When the Olympics were postponed in March last year – the moment when the might of the pandemic was felt by many – 74 Indian athletes had qualified. For the rest, the pandemic has been a major headache, to put it rather mildly.
Many of them had to seek exemptions to travel internationally just to take part in qualifying tournaments. Tournaments were cancelled, which directly impacted their chances of making the cut – Kidambi Srikanth is one of the players who got this raw deal.
For those who did travel, erratic and unusually long flights, innumerable quarantines, lonely bio-bubbles and irritating Covid-19 tests – imagine someone shoving a stick up your nose every day – have all been disruptive experiences.
Even the athletes who did not leave Indian shores struggled. Weightlifter Mirabai Chanu, who can land India a medal on the first day of competition, has gone almost two years without meeting her family.
The hockey teams were locked inside the Sports Authority of India (SAI) campus in Bengaluru and when they got short breaks to go home, some of them got infected by the virus – last year, it was men’s captain Manpreet Singh and his teammates; this year, it was women’s skipper Rani Rampal and a few others from her team.
Others have had to relocate without any notice, keeping their bags packed so they could fly out the moment there was a chance to dodge border closures and lockdown rules – Chanu moved to the USA within a day, shooters hopped on to a chartered flight to Croatia so they could avoid training during Delhi’s insufferable summer and wrestlers Bajrang Punia and Vinesh Phogat moved to Russia and Hungary respectively.
“Homesickness, mental challenges, lack of competition… you name a challenge and we’ve faced it all,” says weightlifting coach Vijay Sharma. “Many people kept asking me why we are doing it? But only a person truly obsessed with her goal will endure all this.” Truly.
Historically, India has been reeling at the Olympics but here, in sunny and sultry Tokyo, it is easier to feel sanguine.
Maybe it is because of the new frontiers the athletes have conquered – Bhavani Devi, for instance, becoming the first from the country to qualify in fencing, one of Olympics’ most competitive sports; or Fouaad Mirza, breaking through in equestrian, a sport of the royalty; or sailor Nethra Kumanan, who marked another first by an Indian woman; and lest we forget Srihari Nataraj and Sajan Prakash, who by achieving the ‘A’ standard in qualifying have raised the bar for Indian swimming.

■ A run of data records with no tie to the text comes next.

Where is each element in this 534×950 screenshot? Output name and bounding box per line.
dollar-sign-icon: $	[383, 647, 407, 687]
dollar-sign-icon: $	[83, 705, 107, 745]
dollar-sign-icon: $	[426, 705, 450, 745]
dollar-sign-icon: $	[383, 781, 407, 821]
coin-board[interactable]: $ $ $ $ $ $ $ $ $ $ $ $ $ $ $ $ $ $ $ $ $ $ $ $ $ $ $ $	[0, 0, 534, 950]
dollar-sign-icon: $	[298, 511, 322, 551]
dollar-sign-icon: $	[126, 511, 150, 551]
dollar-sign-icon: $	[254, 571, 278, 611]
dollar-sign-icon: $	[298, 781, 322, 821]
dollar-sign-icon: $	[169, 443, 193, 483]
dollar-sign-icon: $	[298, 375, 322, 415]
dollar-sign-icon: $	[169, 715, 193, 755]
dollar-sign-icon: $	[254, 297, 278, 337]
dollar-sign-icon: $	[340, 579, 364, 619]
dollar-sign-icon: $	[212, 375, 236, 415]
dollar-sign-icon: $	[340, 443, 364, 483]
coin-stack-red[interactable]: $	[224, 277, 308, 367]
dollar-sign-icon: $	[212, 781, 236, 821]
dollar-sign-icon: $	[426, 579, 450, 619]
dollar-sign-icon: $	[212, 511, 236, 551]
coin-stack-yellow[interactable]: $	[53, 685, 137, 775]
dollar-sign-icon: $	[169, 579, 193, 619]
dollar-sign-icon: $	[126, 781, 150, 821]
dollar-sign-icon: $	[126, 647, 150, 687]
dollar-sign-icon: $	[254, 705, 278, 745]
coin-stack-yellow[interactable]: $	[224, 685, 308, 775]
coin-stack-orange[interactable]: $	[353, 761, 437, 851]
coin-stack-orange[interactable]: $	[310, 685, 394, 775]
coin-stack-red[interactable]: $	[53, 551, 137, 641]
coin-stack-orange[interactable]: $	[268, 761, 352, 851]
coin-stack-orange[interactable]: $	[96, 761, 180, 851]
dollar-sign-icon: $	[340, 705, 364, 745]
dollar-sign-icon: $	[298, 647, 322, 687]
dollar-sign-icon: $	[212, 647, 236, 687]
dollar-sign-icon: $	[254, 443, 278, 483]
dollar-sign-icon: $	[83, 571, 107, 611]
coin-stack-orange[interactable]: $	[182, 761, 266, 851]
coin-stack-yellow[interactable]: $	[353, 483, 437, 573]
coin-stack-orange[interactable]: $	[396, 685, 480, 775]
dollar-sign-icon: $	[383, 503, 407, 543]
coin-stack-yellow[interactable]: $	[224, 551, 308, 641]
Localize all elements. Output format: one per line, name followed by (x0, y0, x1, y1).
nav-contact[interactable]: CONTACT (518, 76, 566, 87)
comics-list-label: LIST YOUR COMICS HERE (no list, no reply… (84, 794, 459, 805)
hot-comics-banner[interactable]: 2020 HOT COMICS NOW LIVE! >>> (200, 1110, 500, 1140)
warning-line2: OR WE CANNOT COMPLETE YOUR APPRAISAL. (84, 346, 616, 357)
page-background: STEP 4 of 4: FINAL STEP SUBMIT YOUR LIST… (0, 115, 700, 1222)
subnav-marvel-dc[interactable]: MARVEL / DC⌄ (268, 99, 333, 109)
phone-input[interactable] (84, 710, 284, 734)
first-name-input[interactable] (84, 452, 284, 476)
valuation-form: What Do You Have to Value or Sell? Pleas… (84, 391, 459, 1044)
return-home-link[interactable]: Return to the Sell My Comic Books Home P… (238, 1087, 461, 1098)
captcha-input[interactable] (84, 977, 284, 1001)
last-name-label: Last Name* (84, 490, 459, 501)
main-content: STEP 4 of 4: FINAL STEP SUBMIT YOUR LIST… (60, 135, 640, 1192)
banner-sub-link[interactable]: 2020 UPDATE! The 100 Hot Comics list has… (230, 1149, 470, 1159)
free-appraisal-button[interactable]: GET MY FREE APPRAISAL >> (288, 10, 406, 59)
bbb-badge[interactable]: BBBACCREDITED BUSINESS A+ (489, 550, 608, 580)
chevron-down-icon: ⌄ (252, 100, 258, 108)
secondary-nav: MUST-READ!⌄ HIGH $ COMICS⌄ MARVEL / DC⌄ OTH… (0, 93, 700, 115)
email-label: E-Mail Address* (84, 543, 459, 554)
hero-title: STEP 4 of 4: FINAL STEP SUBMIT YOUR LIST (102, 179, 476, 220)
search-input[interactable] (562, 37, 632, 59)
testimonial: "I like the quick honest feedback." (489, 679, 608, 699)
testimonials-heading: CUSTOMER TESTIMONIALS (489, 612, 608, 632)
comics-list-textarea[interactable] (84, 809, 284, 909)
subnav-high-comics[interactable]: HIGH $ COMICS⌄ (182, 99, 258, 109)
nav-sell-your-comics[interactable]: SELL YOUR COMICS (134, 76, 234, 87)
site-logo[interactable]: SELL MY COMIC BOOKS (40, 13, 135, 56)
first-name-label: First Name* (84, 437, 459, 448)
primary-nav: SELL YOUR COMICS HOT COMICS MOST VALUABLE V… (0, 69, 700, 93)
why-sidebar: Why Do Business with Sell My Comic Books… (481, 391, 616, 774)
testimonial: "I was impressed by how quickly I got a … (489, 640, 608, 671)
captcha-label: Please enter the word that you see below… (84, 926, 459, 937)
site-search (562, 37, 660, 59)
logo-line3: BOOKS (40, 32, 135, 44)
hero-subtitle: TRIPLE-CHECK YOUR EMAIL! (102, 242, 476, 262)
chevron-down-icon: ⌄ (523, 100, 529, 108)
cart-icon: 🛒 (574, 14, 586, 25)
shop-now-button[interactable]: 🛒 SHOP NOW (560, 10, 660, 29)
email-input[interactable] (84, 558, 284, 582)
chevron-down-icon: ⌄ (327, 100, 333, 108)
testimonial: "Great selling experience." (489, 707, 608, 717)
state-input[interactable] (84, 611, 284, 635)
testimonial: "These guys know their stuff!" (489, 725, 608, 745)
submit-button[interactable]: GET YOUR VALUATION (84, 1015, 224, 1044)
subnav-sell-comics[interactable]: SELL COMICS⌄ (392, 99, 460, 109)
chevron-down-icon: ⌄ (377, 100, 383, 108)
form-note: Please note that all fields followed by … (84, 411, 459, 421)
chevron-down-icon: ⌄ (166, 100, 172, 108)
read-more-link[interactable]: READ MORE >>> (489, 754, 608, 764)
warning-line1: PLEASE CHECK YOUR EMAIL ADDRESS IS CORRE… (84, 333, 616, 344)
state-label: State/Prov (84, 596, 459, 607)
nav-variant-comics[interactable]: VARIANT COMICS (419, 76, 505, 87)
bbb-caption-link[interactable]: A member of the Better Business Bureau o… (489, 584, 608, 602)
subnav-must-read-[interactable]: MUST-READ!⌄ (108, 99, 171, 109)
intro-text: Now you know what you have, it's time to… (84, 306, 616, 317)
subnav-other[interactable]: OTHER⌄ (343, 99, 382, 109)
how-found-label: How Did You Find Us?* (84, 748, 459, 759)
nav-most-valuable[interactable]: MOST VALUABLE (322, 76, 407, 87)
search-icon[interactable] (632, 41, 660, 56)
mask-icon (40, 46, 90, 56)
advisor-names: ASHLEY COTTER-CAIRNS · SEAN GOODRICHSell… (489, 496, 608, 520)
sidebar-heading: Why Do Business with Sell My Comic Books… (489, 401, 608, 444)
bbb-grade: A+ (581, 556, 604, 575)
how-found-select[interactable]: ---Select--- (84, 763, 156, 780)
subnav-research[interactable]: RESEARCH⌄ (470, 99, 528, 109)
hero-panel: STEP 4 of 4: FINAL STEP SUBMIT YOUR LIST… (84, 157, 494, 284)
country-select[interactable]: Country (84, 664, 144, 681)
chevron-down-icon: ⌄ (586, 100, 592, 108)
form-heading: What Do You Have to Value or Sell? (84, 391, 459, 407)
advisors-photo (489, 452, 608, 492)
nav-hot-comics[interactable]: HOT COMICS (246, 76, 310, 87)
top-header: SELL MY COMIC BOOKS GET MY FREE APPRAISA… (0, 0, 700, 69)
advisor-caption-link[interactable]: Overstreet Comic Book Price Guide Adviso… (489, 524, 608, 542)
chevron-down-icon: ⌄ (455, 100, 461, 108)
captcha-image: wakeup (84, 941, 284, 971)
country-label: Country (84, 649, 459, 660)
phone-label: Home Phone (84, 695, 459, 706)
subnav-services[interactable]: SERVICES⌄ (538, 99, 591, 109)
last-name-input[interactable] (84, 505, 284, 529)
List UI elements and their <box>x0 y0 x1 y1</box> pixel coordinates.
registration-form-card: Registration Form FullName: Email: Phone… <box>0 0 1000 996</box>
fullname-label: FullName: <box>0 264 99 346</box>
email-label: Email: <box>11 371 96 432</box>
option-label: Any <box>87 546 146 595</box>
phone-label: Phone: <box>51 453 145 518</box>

Or maybe it is because this time, Indian athletes genuinely feel they have a chance to make history. Gracenote, a statistics company that provides data and analysis for most major sports, has predicted that India will win 19 medals.
That might be a stretch – India, even if we are generous, has 20 genuine medal contenders but even if the country’s athletes win half of the projected medals, these will go down as the watershed Games in Indian sport.
The tone for India’s Olympics will be set on the first day itself.
It might give us a peek into whether the athletes will be able to cope with the pressure or if, as has been the story in the past, crumble.
The shooters, who have dominated nearly every competition in the last two or three years, are suddenly feeling the jitters as the Chinese and Koreans begin to appear in their rear-view mirror. Archer Deepika Kumar will have another chance to show she has what it takes to succeed under pressure.
And weightlifter Chanu’s strategic battle with her Chinese rival Jiang Huihua has already commenced – Huihua going for a cautious 205kg, less than what she is capable of, while Chanu throws the gauntlet with an ambitious first target of 210.
Olympics have always been about such fine margins. And Tokyo, where just turning up has proven the biggest challenge, will be no different. The Games, which were so close to being cancelled, will, at last, go on.